How effective was it on my mood? I had a smile on my face on the bus ride. On the bus. I'm pretty sure I creeped everyone out. Even the chatty homeless man didn't say a word to me.

Now, here's the deal about experiencing insight and epiphanies: they are usually very obvious points that have been in your blind spot. They mean the world to you, but when you try to tell someone about them, they look at you like, "Uh, yeah...everyone knows that if you eat better you feel better." Regardless, here are a couple of things I experienced:

I couldn't help but be reminded of growing up in an old house with a clawfoot tub, and there was always a sweet spot while taking a bath when I would just float in the tub, without a care in the world. I realize now that it was when the water was skin temperature...that was that short window of bliss before it became cold. That was a very comforting memory that I thought was gone but was unlocked in that tank.

About 4 or 5 times during the session, my foot or hand touched the side of the tank due to slowly drifting in the water. When that happened, it would be a subtle reminder that the only thing that was real was the tank. Everything else I was experiencing was all in my head. And boy, did that make for a great metaphor for my life. I can spend so much time focusing on things that have no real substance and that are made up. Occasionally, I need to touch the side of the tank and be reminded what is actually real to me...what in my life has meaning. Everything else is just details and fluff.

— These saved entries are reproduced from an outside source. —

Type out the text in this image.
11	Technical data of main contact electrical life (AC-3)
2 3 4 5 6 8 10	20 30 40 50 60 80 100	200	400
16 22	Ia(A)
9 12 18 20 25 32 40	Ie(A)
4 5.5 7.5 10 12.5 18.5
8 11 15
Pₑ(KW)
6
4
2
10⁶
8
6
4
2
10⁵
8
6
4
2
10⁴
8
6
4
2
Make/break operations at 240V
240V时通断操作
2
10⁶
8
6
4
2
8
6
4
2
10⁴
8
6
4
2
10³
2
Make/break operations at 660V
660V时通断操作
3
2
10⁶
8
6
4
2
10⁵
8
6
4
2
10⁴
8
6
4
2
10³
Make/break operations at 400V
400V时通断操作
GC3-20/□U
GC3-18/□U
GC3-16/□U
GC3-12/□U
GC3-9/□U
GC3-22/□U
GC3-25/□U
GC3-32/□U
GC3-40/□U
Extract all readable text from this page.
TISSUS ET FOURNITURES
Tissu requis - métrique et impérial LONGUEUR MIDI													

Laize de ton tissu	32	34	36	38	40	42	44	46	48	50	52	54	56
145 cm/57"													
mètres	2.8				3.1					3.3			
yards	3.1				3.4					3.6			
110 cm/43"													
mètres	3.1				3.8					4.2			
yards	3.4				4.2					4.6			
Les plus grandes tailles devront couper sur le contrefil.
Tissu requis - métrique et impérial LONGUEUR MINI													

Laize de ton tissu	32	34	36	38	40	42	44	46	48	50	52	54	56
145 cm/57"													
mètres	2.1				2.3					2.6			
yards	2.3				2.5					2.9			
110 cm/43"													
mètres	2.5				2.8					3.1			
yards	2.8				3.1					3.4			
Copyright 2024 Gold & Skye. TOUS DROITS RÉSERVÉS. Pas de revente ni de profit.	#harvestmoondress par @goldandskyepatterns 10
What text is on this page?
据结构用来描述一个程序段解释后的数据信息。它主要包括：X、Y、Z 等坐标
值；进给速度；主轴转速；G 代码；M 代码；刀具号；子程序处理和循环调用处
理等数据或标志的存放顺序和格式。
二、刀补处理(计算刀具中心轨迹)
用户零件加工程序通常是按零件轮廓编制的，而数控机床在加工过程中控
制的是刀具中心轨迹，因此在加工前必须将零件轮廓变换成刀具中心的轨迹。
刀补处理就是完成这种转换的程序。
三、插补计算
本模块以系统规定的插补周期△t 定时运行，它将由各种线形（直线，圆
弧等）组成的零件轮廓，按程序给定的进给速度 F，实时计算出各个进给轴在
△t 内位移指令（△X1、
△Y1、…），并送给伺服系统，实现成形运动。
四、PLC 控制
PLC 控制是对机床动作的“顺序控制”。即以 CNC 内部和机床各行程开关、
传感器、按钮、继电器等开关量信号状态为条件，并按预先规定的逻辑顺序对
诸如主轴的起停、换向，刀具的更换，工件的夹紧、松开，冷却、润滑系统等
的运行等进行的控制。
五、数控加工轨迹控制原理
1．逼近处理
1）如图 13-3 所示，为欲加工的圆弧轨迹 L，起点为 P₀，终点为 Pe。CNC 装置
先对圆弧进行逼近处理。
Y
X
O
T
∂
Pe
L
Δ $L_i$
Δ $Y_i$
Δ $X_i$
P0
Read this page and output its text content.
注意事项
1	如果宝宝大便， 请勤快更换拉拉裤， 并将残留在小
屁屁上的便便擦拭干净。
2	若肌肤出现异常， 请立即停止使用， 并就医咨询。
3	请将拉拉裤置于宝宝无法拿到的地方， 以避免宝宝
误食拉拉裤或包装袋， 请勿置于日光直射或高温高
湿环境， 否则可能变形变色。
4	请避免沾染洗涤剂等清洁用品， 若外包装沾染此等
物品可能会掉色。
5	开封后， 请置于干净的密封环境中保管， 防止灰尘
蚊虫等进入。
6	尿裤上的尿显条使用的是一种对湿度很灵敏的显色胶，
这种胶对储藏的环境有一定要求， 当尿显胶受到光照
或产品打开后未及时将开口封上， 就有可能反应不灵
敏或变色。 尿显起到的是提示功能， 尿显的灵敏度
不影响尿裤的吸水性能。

And that brought me back to OkCupid, oddly enough. Why am I trying to alter my behavior to make myself seem like more of a charmer? Do I really want to go out on dates with people who like a modified me? I mean, sure, sometimes I need to work on my filter...or do I? Be yourself and see what happens. I'd rather have little to know response being completely me than greater success on my "best" behavior. "Hooray! I won you over! I'm completely uncomfortable, I dislike you immensely but at least I'm not alone!!"

A friend told me that some people are successful with online dating by treating it like a job interview, which could not be less appealing to me. The idea of establishing any kind of relationship based on a resume, how well you dress and how you answer ridiculous questions is as unnatural and miserable to me as trying to get a job you hate just because you want more money. No thanks. Sometimes you have to take a job you don't have to participate in relationships you hate.

I'll be going back to Zen Blend next month.